Ensuite, les deux organisations ont recours au profilage individuel, bien qu'elles évaluent des risques différents : d’un côté, la propension à consommer certaines catégories de produits, et de l’autre, la propension à être impliqué dans des crimes ou des actes terroristes. Dans les deux cas, l'utilisation d'algorithmes permet de repérer des régularités et des anomalies dans les données collectées, ce qui fonde la faisabilité technique de la surveillance de masse profonde. En somme, la mise en relation de données dispersées permet de constituer des « sosies de données » dynamiques d’une grande utilité dans des contextes publicitaires, sécuritaires, électoraux, administratifs, etc. Les sosies de données ainsi constitués regroupent un ensemble de catégories aux modalités fluides, qu'il s'agisse de segmentations de marché et de types de consommateurs ou bien d’affiliation idéologique et d’association à certaines personnes et organisations d’intérêt. Dans cette situation, l'individu physique est d’une importance secondaire : ce qui compte dans la surveillance informatique, ce sont les traces numériques laissées derrière toute activité. Celles-ci alimentent les processus d’assemblage, de croisement et d’extrapolation des données qui permettent aux organisations de tirer des inférences qui soient utiles à leurs opérations, à défaut d'être scientifiques ou exactes.

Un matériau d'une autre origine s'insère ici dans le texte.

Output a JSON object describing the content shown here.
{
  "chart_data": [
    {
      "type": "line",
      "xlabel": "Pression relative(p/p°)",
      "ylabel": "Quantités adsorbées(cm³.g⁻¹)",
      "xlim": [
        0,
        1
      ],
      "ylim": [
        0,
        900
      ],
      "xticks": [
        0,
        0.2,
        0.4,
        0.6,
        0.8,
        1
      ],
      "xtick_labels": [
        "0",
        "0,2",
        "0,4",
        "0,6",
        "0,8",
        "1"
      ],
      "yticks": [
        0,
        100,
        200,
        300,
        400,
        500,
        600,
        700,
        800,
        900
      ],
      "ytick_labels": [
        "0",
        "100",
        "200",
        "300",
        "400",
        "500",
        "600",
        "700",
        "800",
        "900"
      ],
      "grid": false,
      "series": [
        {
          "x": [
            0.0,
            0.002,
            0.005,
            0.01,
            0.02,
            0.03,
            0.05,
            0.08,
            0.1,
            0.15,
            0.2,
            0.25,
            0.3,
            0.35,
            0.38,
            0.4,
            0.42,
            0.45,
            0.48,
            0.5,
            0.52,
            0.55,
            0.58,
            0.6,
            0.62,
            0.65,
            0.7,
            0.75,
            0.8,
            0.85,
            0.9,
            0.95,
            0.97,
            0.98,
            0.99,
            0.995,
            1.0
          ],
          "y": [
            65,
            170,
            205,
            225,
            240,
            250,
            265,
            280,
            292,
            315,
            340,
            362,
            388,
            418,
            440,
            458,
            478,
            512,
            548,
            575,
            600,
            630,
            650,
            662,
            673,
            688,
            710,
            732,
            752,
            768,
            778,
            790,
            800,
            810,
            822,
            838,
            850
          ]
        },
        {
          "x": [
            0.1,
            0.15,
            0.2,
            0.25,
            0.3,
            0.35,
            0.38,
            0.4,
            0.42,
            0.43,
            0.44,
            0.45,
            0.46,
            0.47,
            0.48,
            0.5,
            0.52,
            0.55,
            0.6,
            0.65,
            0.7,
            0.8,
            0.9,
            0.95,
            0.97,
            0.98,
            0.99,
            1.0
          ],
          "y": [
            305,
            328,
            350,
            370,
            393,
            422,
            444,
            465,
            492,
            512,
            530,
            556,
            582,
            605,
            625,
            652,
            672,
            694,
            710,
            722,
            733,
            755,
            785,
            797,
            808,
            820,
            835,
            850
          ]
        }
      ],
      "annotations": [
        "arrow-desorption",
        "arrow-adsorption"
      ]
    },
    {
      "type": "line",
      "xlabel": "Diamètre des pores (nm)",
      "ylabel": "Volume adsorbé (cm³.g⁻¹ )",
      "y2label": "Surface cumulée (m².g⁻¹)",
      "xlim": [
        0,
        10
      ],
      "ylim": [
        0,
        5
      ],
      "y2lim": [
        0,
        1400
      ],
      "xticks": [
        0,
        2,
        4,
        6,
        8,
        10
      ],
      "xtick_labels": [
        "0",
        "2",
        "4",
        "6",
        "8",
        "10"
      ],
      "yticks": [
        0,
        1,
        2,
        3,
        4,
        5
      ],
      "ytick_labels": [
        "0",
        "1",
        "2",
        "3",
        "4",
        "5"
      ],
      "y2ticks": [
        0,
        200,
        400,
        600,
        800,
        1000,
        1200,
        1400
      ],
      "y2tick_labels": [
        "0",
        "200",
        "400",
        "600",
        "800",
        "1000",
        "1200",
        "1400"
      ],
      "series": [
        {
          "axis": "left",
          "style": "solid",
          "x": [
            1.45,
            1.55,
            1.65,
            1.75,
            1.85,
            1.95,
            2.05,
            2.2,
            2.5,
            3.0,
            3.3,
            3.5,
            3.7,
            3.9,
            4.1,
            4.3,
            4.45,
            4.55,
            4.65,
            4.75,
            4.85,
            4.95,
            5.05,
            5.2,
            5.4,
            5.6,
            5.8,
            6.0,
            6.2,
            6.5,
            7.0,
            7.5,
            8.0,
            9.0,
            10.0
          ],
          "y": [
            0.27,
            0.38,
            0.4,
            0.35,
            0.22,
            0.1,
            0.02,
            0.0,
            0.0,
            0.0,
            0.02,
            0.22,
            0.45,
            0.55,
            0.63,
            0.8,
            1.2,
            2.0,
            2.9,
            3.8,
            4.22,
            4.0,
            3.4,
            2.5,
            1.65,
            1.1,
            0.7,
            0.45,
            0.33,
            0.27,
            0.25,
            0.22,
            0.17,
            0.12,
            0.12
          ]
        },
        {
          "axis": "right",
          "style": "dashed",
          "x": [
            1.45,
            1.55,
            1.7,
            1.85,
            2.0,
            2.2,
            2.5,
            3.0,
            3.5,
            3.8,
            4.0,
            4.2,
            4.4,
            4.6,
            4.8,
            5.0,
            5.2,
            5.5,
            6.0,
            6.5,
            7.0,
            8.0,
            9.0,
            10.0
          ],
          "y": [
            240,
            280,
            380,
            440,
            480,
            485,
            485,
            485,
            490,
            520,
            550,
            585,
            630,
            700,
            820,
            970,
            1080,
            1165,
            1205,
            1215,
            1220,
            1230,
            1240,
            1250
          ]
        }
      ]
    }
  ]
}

Donc, en dépit des différences tactiques importantes entre les services de Google et les programmes de la NSA, notamment en ce qui concerne le rôle de l’individu et l’indépendance de l’organisation, toutes les deux ont en commun d’exploiter le potentiel heuristique des métadonnées, notamment dans la constitution de profils types et dans le repérage de régularités ou d’anomalies.